Contraception provision in the postpartum period: Knowledge, views and practices of midwives.Women Birth. 2021 Feb; 34(1):e1-e6.WB
Women are susceptible to unintended pregnancies in the first year after giving birth, particularly as consideration of contraception may be a low priority during this time. Discussing and providing contraception before women leave hospital after giving birth may prevent rapid repeat pregnancy and its associated risks. Midwives are well placed to assist with contraceptive decision-making and provision; however, this is not routinely undertaken by midwives in the Australian hospital setting and little is known regarding their views and experiences in relation to contraception.
An anonymous survey was conducted with midwives at two urban hospitals in New South Wales to better understand their contraceptive knowledge, views and practices regarding midwifery-led contraception provision in the postpartum period.
The survey was completed by 128 midwives. Most agreed that information about contraception provided in the postpartum period is valuable to women, although their knowledge about different methods was variable. The majority (88%) believed that midwives have a role in providing contraceptive information, and 79% reported currently providing contraceptive counselling. However, only 14% had received formal training in this area.

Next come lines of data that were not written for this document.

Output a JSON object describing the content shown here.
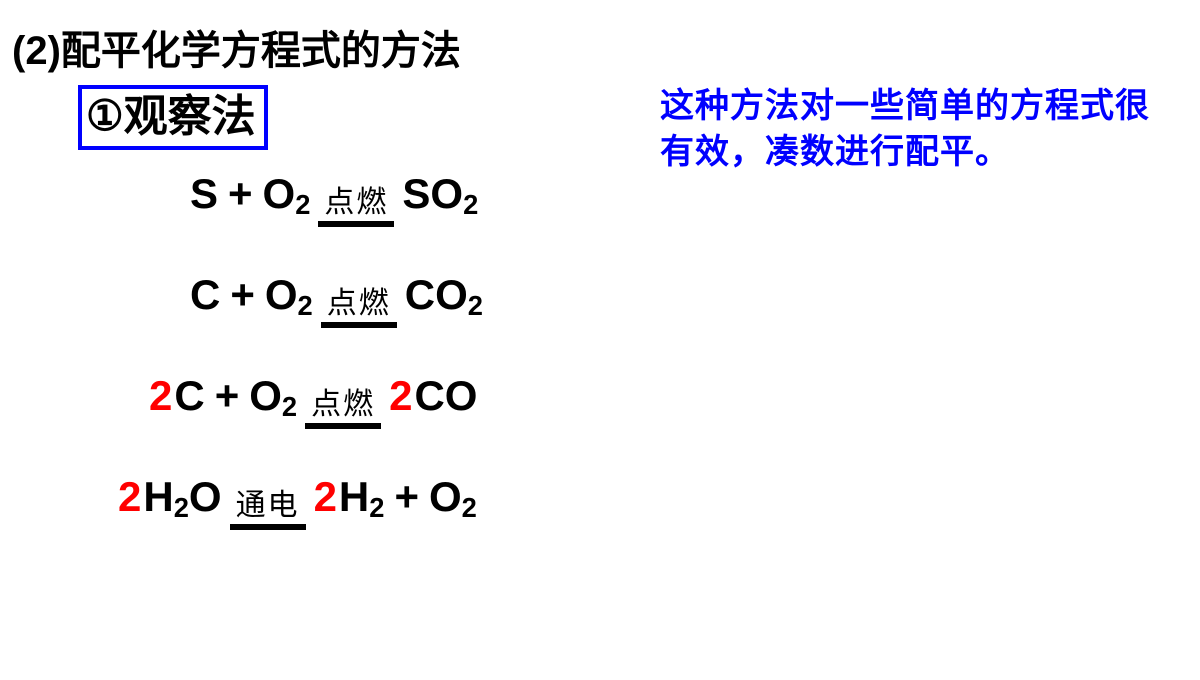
{
  "heading": {
    "number": "(2)",
    "text": "配平化学方程式的方法"
  },
  "method": {
    "circle": "①",
    "name": "观察法"
  },
  "description": "这种方法对一些简单的方程式很有效，凑数进行配平。",
  "conditions": {
    "ignite": "点燃",
    "electrolysis": "通电"
  },
  "equations": [
    {
      "left": [
        {
          "coef": "",
          "formula": "S"
        },
        {
          "coef": "",
          "formula": "O2"
        }
      ],
      "cond_key": "ignite",
      "right": [
        {
          "coef": "",
          "formula": "SO2"
        }
      ],
      "pad": "pad-l1"
    },
    {
      "left": [
        {
          "coef": "",
          "formula": "C"
        },
        {
          "coef": "",
          "formula": "O2"
        }
      ],
      "cond_key": "ignite",
      "right": [
        {
          "coef": "",
          "formula": "CO2"
        }
      ],
      "pad": "pad-l1"
    },
    {
      "left": [
        {
          "coef": "2",
          "formula": "C"
        },
        {
          "coef": "",
          "formula": "O2"
        }
      ],
      "cond_key": "ignite",
      "right": [
        {
          "coef": "2",
          "formula": "CO"
        }
      ],
      "pad": "pad-l2"
    },
    {
      "left": [
        {
          "coef": "2",
          "formula": "H2O"
        }
      ],
      "cond_key": "electrolysis",
      "right": [
        {
          "coef": "2",
          "formula": "H2"
        },
        {
          "coef": "",
          "formula": "O2"
        }
      ],
      "pad": "pad-l3"
    }
  ],
  "colors": {
    "background": "#ffffff",
    "text": "#000000",
    "border": "#0000ff",
    "blue_text": "#0000ff",
    "coef": "#ff0000"
  }
}
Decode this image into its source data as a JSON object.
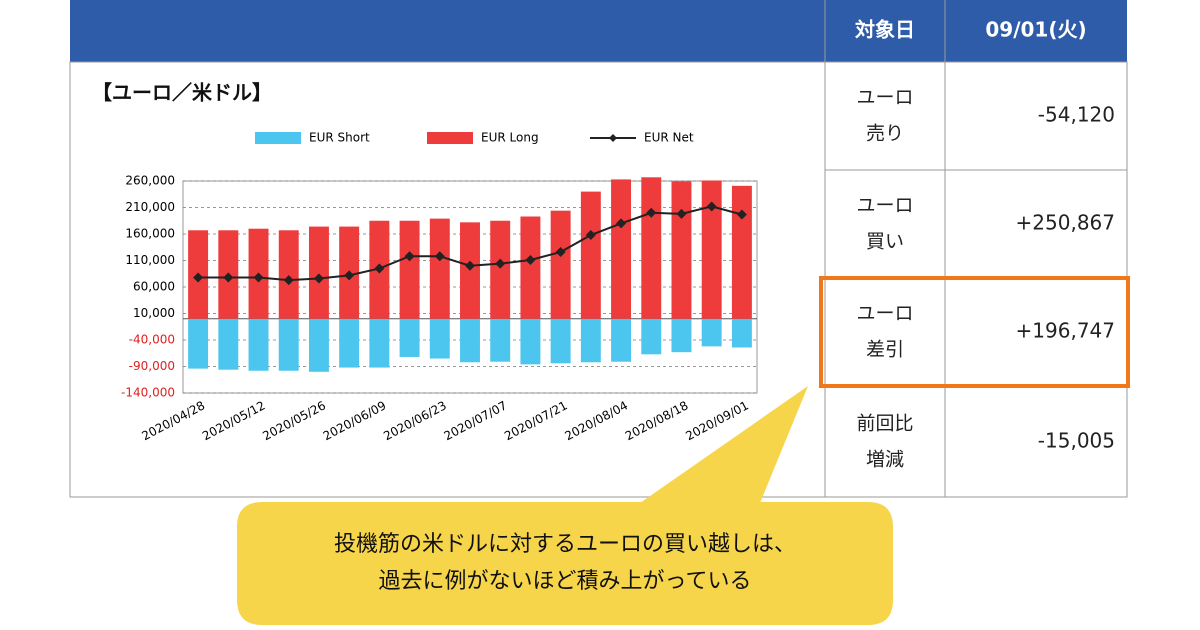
{
  "chart_data": {
    "type": "bar",
    "title": "【ユーロ／米ドル】",
    "categories": [
      "2020/04/28",
      null,
      "2020/05/12",
      null,
      "2020/05/26",
      null,
      "2020/06/09",
      null,
      "2020/06/23",
      null,
      "2020/07/07",
      null,
      "2020/07/21",
      null,
      "2020/08/04",
      null,
      "2020/08/18",
      null,
      "2020/09/01"
    ],
    "series": [
      {
        "name": "EUR Short",
        "type": "bar",
        "color": "#4cc6ee",
        "values": [
          -94000,
          -96000,
          -98000,
          -98000,
          -100000,
          -92000,
          -92000,
          -72000,
          -75000,
          -82000,
          -81000,
          -86000,
          -84000,
          -82000,
          -81000,
          -67000,
          -63000,
          -52000,
          -54120
        ]
      },
      {
        "name": "EUR Long",
        "type": "bar",
        "color": "#ee3b3b",
        "values": [
          167000,
          167000,
          170000,
          167000,
          174000,
          174000,
          185000,
          185000,
          189000,
          182000,
          185000,
          193000,
          204000,
          240000,
          263000,
          267000,
          259000,
          261000,
          250867
        ]
      },
      {
        "name": "EUR Net",
        "type": "line",
        "color": "#222222",
        "values": [
          78000,
          78000,
          78000,
          73000,
          76000,
          82000,
          95000,
          118000,
          118000,
          100000,
          104000,
          111000,
          126000,
          158000,
          180000,
          200000,
          198000,
          212000,
          196747
        ]
      }
    ],
    "ylim": [
      -140000,
      260000
    ],
    "yticks": [
      {
        "value": 260000,
        "label": "260,000"
      },
      {
        "value": 210000,
        "label": "210,000"
      },
      {
        "value": 160000,
        "label": "160,000"
      },
      {
        "value": 110000,
        "label": "110,000"
      },
      {
        "value": 60000,
        "label": "60,000"
      },
      {
        "value": 10000,
        "label": "10,000"
      },
      {
        "value": -40000,
        "label": "-40,000"
      },
      {
        "value": -90000,
        "label": "-90,000"
      },
      {
        "value": -140000,
        "label": "-140,000"
      }
    ],
    "grid": true
  },
  "table": {
    "header": [
      "対象日",
      "09/01(火)"
    ],
    "rows": [
      [
        [
          "ユーロ",
          "売り"
        ],
        "-54,120"
      ],
      [
        [
          "ユーロ",
          "買い"
        ],
        "+250,867"
      ],
      [
        [
          "ユーロ",
          "差引"
        ],
        "+196,747"
      ],
      [
        [
          "前回比",
          "増減"
        ],
        "-15,005"
      ]
    ]
  },
  "callout": [
    "投機筋の米ドルに対するユーロの買い越しは、",
    "過去に例がないほど積み上がっている"
  ]
}
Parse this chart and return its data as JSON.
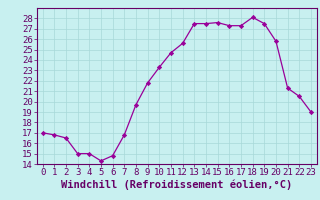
{
  "hours": [
    0,
    1,
    2,
    3,
    4,
    5,
    6,
    7,
    8,
    9,
    10,
    11,
    12,
    13,
    14,
    15,
    16,
    17,
    18,
    19,
    20,
    21,
    22,
    23
  ],
  "windchill": [
    17.0,
    16.8,
    16.5,
    15.0,
    15.0,
    14.3,
    14.8,
    16.8,
    19.7,
    21.8,
    23.3,
    24.7,
    25.6,
    27.5,
    27.5,
    27.6,
    27.3,
    27.3,
    28.1,
    27.5,
    25.8,
    21.3,
    20.5,
    19.0
  ],
  "line_color": "#990099",
  "marker": "D",
  "marker_size": 2.2,
  "bg_color": "#c8f0f0",
  "grid_color": "#a8d8d8",
  "spine_color": "#660066",
  "xlabel": "Windchill (Refroidissement éolien,°C)",
  "ylim": [
    14,
    29
  ],
  "yticks": [
    14,
    15,
    16,
    17,
    18,
    19,
    20,
    21,
    22,
    23,
    24,
    25,
    26,
    27,
    28
  ],
  "xticks": [
    0,
    1,
    2,
    3,
    4,
    5,
    6,
    7,
    8,
    9,
    10,
    11,
    12,
    13,
    14,
    15,
    16,
    17,
    18,
    19,
    20,
    21,
    22,
    23
  ],
  "tick_color": "#660066",
  "label_color": "#660066",
  "font_size": 6.5,
  "xlabel_fontsize": 7.5
}
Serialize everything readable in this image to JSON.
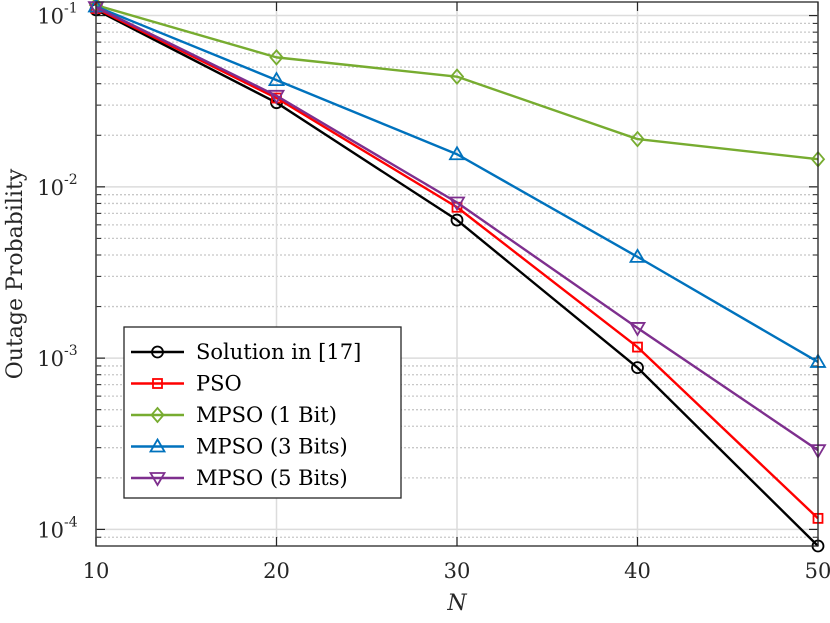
{
  "chart_data": {
    "type": "line",
    "title": "",
    "xlabel": "N",
    "ylabel": "Outage Probability",
    "x": [
      10,
      20,
      30,
      40,
      50
    ],
    "xlim": [
      10,
      50
    ],
    "ylim": [
      8e-05,
      0.12
    ],
    "yscale": "log",
    "x_ticks": [
      "10",
      "20",
      "30",
      "40",
      "50"
    ],
    "y_ticks": [
      {
        "base": "10",
        "exp": "-4",
        "value": 0.0001
      },
      {
        "base": "10",
        "exp": "-3",
        "value": 0.001
      },
      {
        "base": "10",
        "exp": "-2",
        "value": 0.01
      },
      {
        "base": "10",
        "exp": "-1",
        "value": 0.1
      }
    ],
    "grid": true,
    "legend_position": "bottom-left",
    "series": [
      {
        "name": "Solution in [17]",
        "color": "#000000",
        "marker": "circle",
        "values": [
          0.108,
          0.031,
          0.0064,
          0.00088,
          8e-05
        ]
      },
      {
        "name": "PSO",
        "color": "#ff0000",
        "marker": "square",
        "values": [
          0.11,
          0.033,
          0.0076,
          0.00116,
          0.000116
        ]
      },
      {
        "name": "MPSO (1 Bit)",
        "color": "#77ac30",
        "marker": "diamond",
        "values": [
          0.115,
          0.057,
          0.044,
          0.019,
          0.0145
        ]
      },
      {
        "name": "MPSO (3 Bits)",
        "color": "#0072bd",
        "marker": "triangle-up",
        "values": [
          0.113,
          0.042,
          0.0155,
          0.0039,
          0.00095
        ]
      },
      {
        "name": "MPSO (5 Bits)",
        "color": "#7e2f8e",
        "marker": "triangle-down",
        "values": [
          0.112,
          0.034,
          0.0081,
          0.0015,
          0.00029
        ]
      }
    ]
  }
}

Findings demonstrate that most midwives provide some contraception information and believe this is an important part of a midwife's role. Yet most have not undertaken formal training in contraception. Additional research is needed to explore the content and quality of midwives' contraception discussions with women. Training midwives in contraceptive counselling would ensure women receive accurate information about available options. Upskilling midwives in contraception provision may increase postpartum uptake and reduce rapid repeat pregnancies.